On one hand, provision of any information is governed by
the Personal Information Protection Act and Doctor-
Patient confidentiality, and on the other, is regarded as
the commercial secret of the insurance company.
However, if mutually agreed by the parties, partial
statistics may be disclosed, if dealing with the amount and
type of medical assistance provided, along with the list of
such medical institutions.
-
What services are not included into Voluntary Health Insurance program?
A list of exclusions is usually given in the Insurance contract. Standard exclusions from the Voluntary Health Insurance contract are the following:
- Preventive care.
- Services, provided per Insured person’s request, without
any medical indications
- Services, for which one can address to the State
Programs of Treatment and Monitoring (e.g. tuberculosis)
- In case the conditions, under which the insured event
takes place, fall under Force Majeure (e.g. Acts of God or Military Operations).
-
Is it required to fill in a medical form to conclude the insurance contract?
The necessity to undergo medical questioning is defined
by the number of Insured persons, their age and risks of
the insurance program. Questioning is usually
unnecessary, when the Insured personnel consists of not
more than 10 adults, without pension age staff. In any
other cases, some specific Insured persons may undergo
medical questioning in order to define an individual tariff
for standard or specialized insurance program.
-
What risks shall be covered by the Voluntary Health Insurance contract?

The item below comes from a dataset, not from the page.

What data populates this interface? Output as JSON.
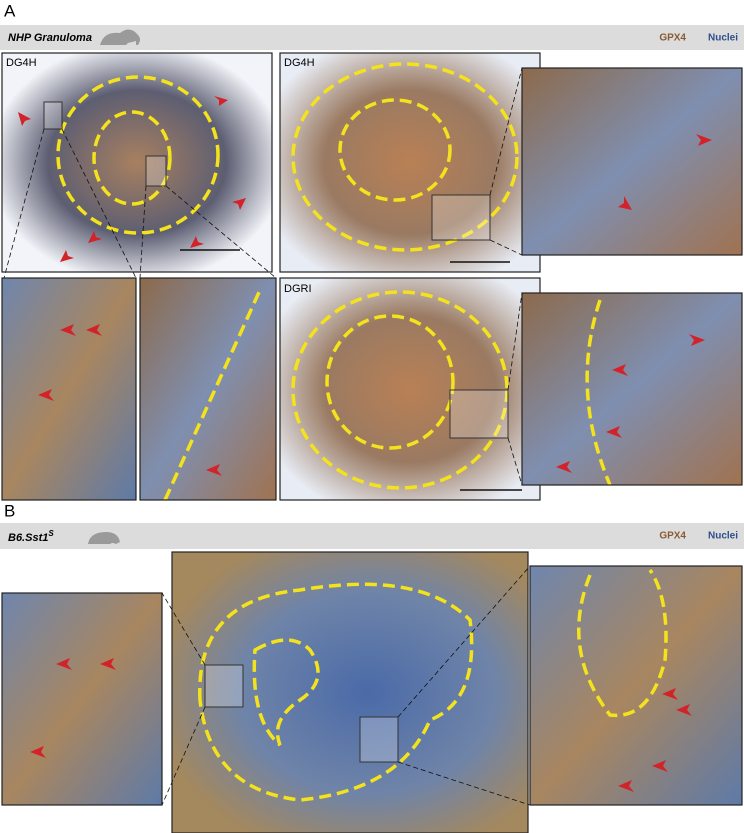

The outpatient care is the basic risk of a Voluntary Health
Insurance program. All other risks can be optionally added
to the program. However, some of the risks, e.g. EHS, are
obligatory if there is a risk of emergency and scheduled
hospitalization. Specialized programs with a specific set of
included risks are also possible.
-
What defines the cost of a Voluntary Health Insurance program?
The key factors defining the cost of a Voluntary Health Insurance program are the following:
- Risks included into the Insurance Program,
- Sex and age of Insured persons,
- Territorial location of the Insured persons’ residence and work
- List of the medical institutions stipulated by the
Insurance program. On some rare occasions, Insurance Company’s experts do the medical check of specific Insured persons.